A Riemannian Newton Trust-Region Method for Fitting Gaussian Mixture Models
This work addresses a bottleneck in clustering and density approximation for data science and statistics, offering a more efficient optimization method for GMMs, though it is incremental as it builds on existing manifold optimization techniques.
The authors tackled the slow convergence of Expectation Maximization (EM) for Gaussian Mixture Models (GMMs) in cases with hidden information or overlapping clusters by introducing a Riemannian Newton Trust-Region method with an explicit Riemannian Hessian formula, resulting in improved runtime and iteration counts compared to current approaches.

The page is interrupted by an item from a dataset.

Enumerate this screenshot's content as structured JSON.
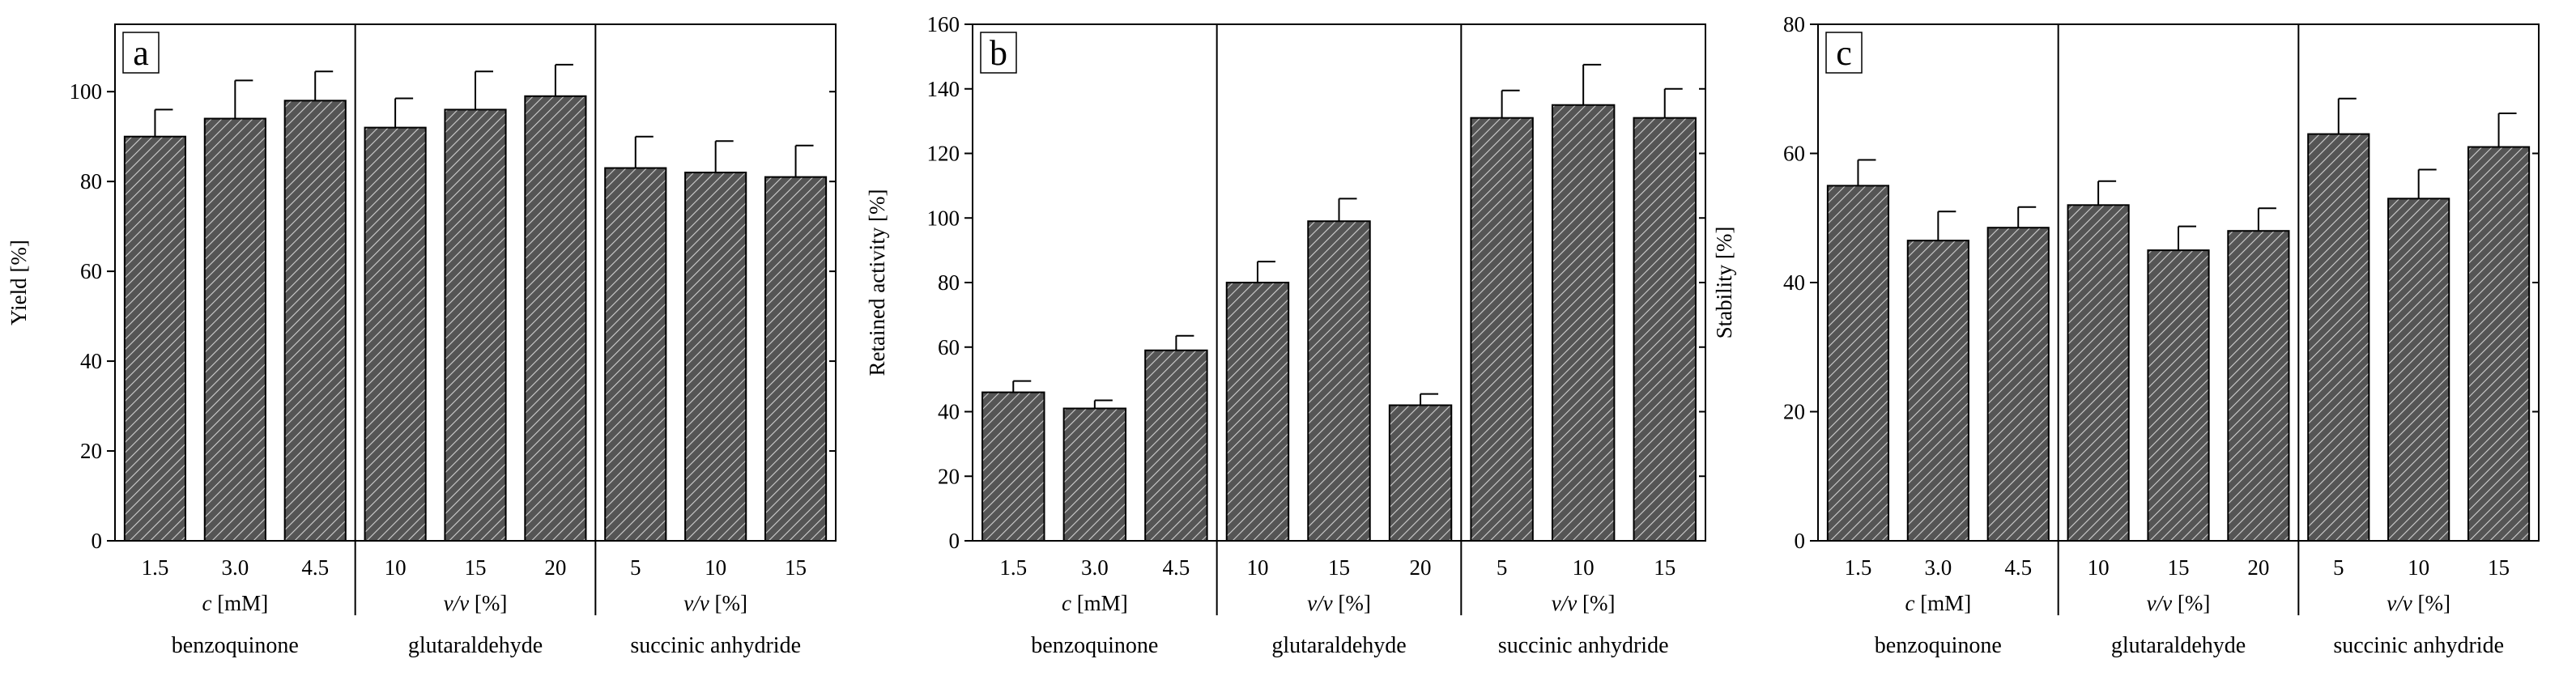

Gaussian Mixture Models are a powerful tool in Data Science and Statistics that are mainly used for clustering and density approximation. The task of estimating the model parameters is in practice often solved by the Expectation Maximization (EM) algorithm which has its benefits in its simplicity and low per-iteration costs. However, the EM converges slowly if there is a large share of hidden information or overlapping clusters. Recent advances in manifold optimization for Gaussian Mixture Models have gained increasing interest. We introduce an explicit formula for the Riemannian Hessian for Gaussian Mixture Models. On top, we propose a new Riemannian Newton Trust-Region method which outperforms current approaches both in terms of runtime and number of iterations. We apply our method on clustering problems and density approximation tasks. Our method is very powerful for data with a large share of hidden information compared to existing methods.